The F5 Security Incident Response Team (F5 SIRT) helps customers tackle security incidents in real time. As part of the 2021 Application Protection Report, earlier this year, we looked at the top reported security incidents to the F5 SIRT for the years 2018 through 2020. Now we’re taking a deeper dive into the reported security incidents at financial organizations, sometimes referred to as BFSI for banking, financial services, and insurance institutions.
A quick recap: in our March article, we noted that financial services organizations experienced the highest ratio of incidents attributed to password login attacks (46.2%) compared to all other sectors. They were third in the percentage of denial-of-service (DoS) incidents (36.1%). The last largest category was web-related attacks, at 6.3%. Figure 1 breaks down the categories of incidents at financial organizations.
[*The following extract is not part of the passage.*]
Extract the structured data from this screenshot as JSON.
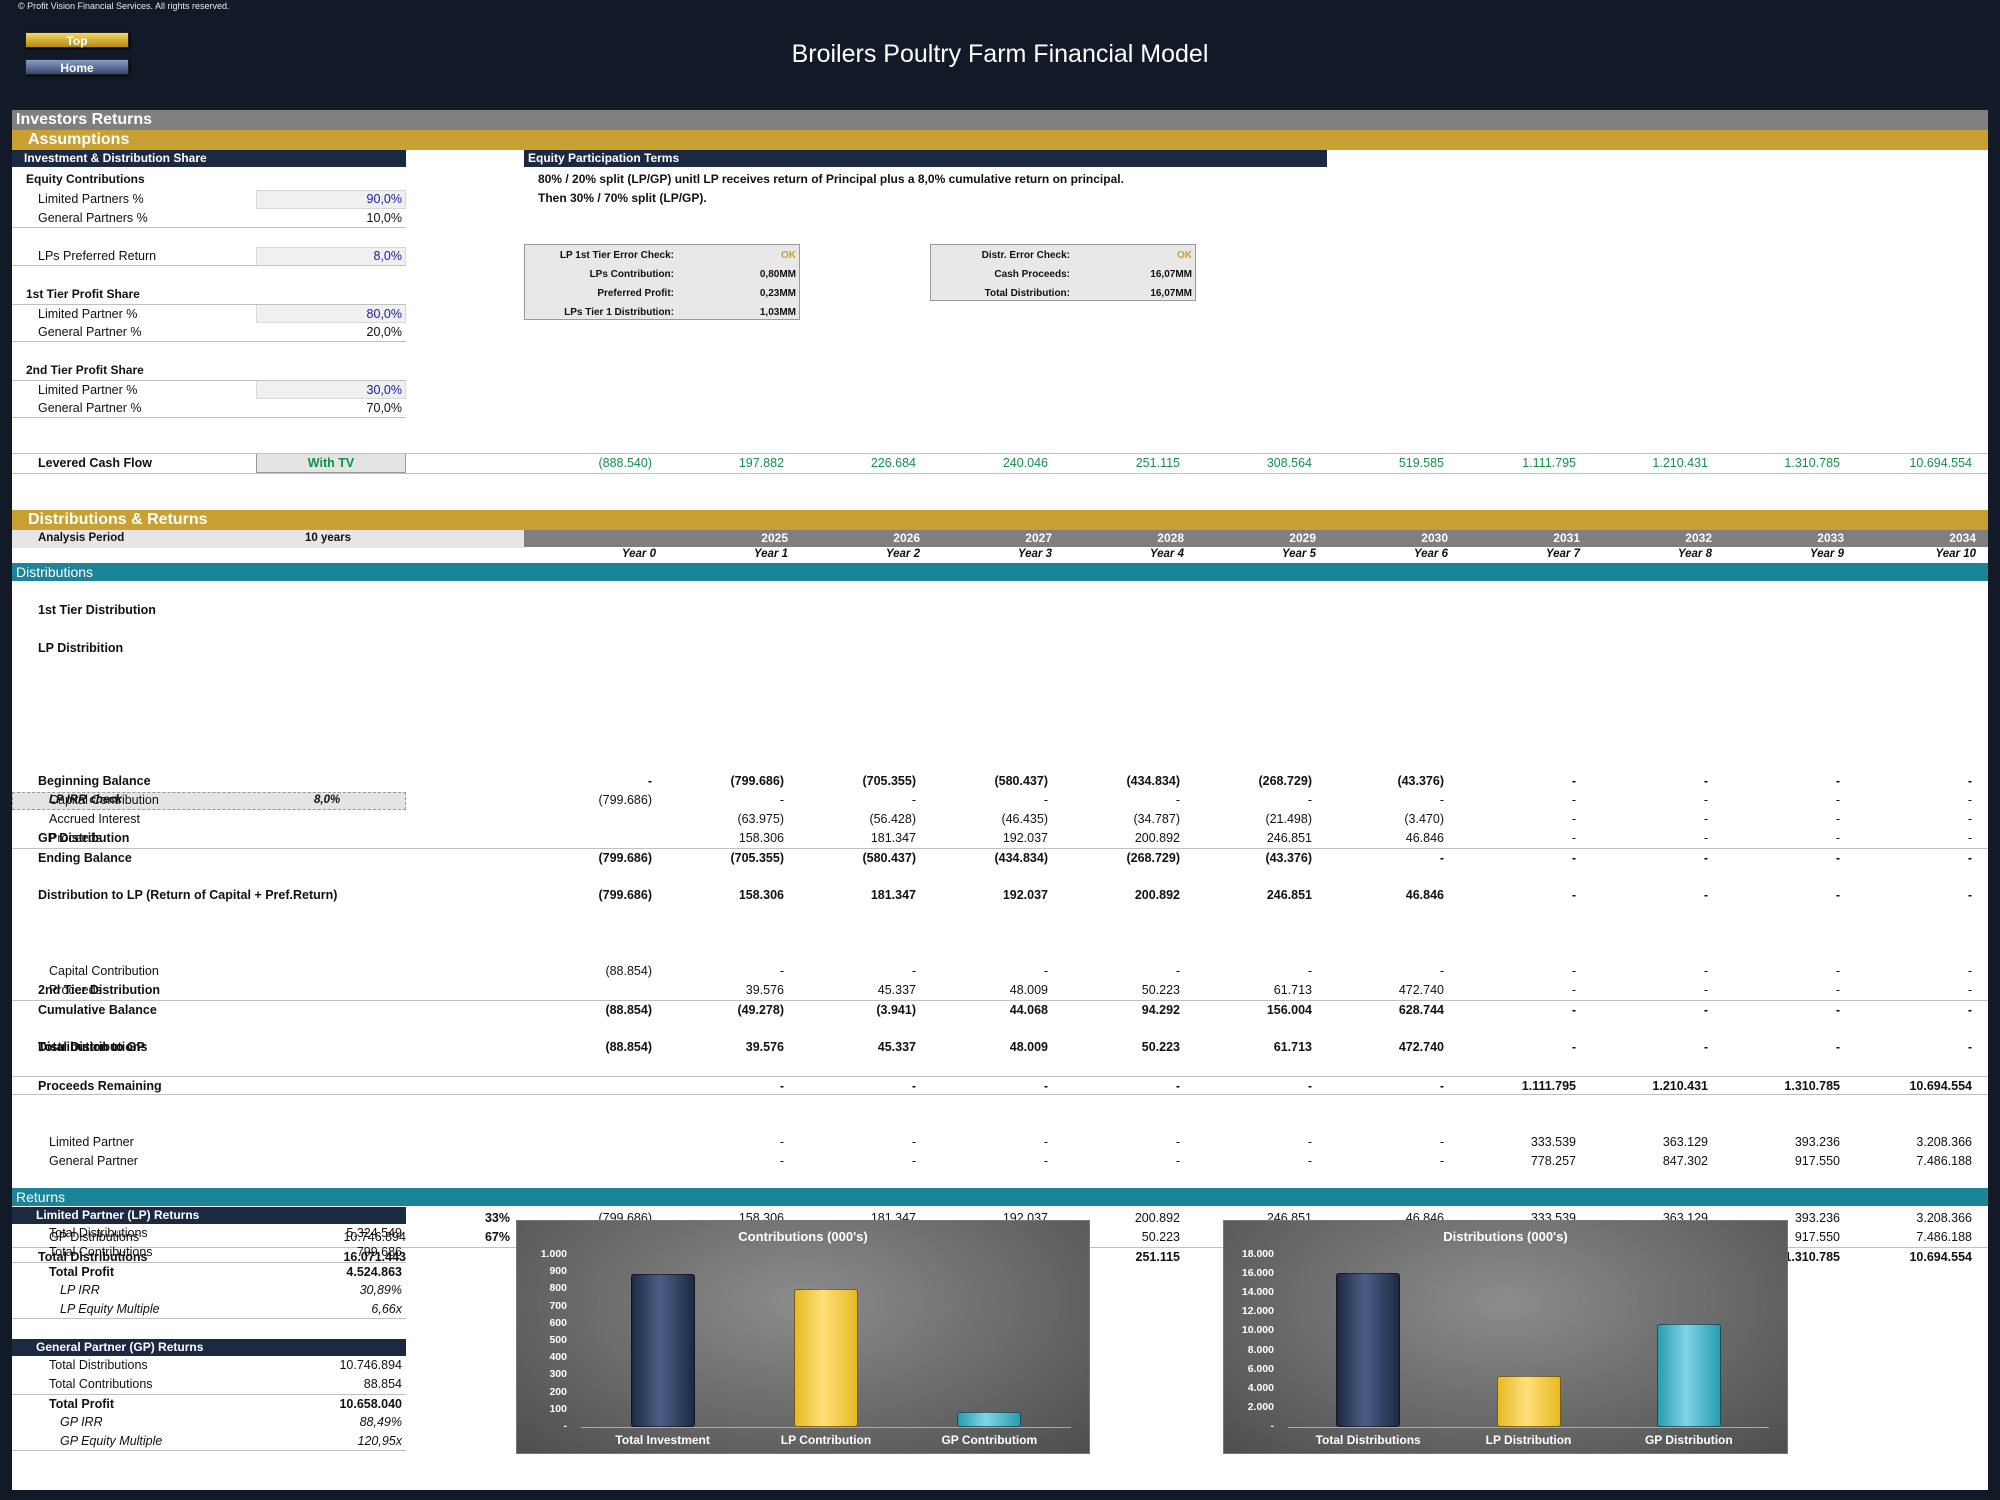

A wide variety of organizations fall under financial services, including banks of varying sizes, credit unions, insurance companies, government-sponsored financial institutions, stock exchanges, investment funds, payment processors, consumer finance lenders, brokerages, and companies that service the financial sector. We’ll look at all of these and note the differences in the data, starting with the largest category, banks.
Cyberattack Incidents at Banks
Banks are the largest segment in the 2018-2020 financial services incident data, representing 40% of the records. Out of financial services organizations, banks saw more DoS attacks (41%), which is five points above the average of 36%. However, they also saw fewer password login attacks (41%), which was five points below the average of 46%. One possible reason for this is that banks have better antibot controls in place, which mitigate password login attacks, and thus see fewer attacks than the average financial organization. Web attacks make up 6% of the reported bank security incidents, which is on par with the average.
Of the password login attacks against banks, the majority of incidents were reported as brute force (77%), with the remainder (23%) reported as credential stuffing botnet attacks. The DoS attacks that could be classified were mostly web application, or layer 7, attacks (36%), followed by network volumetric attacks (24%) and DNS DoS (14%) attacks, with the rest uncategorized.
Cyberattack Incidents at Large and Small Banks
We had enough data to do a significant breakout by bank size, as shown in Figure 2. Using a bank asset size of USD $100 billion as a divider between large and small banks, we found that large banks reported more DoS attacks. Of all the incidents larger banks reported, 44% were DoS, while only 37% of incidents at smaller banks were noted as DoS. This is reversed for password login attacks, with smaller banks seeing a higher proportion (48%), while larger banks saw only 36%. Reported web attack incidents were nearly the same—large banks 6% and small banks 7%.
Cyberattack Incidents at Credit Unions
Some may think that credit unions are like small banks, but they are far different. For one, credit unions are owned by their customers, so they are far more focused on individual consumers than the average bank. This consumer focus shows up in the cyber-incident data as well, with 88% of incidents reported as password login attacks. This is nearly double the average and far higher than banks see. Credit unions provide a lot more customer services, which means more user-friendly logins that attackers are eager to exploit with credential stuffing and brute force attacks.
DoS attacks are also far below the average at credit unions, showing up as only 8% of reported incidents. It could be that credit unions are less of a target for DoS because they are perceived as having less money to pay ransom. Or perhaps they aren’t as unloved as banks or they’re simply not seen as a potential target. Credit unions also saw about half the average of web attacks, at 3%.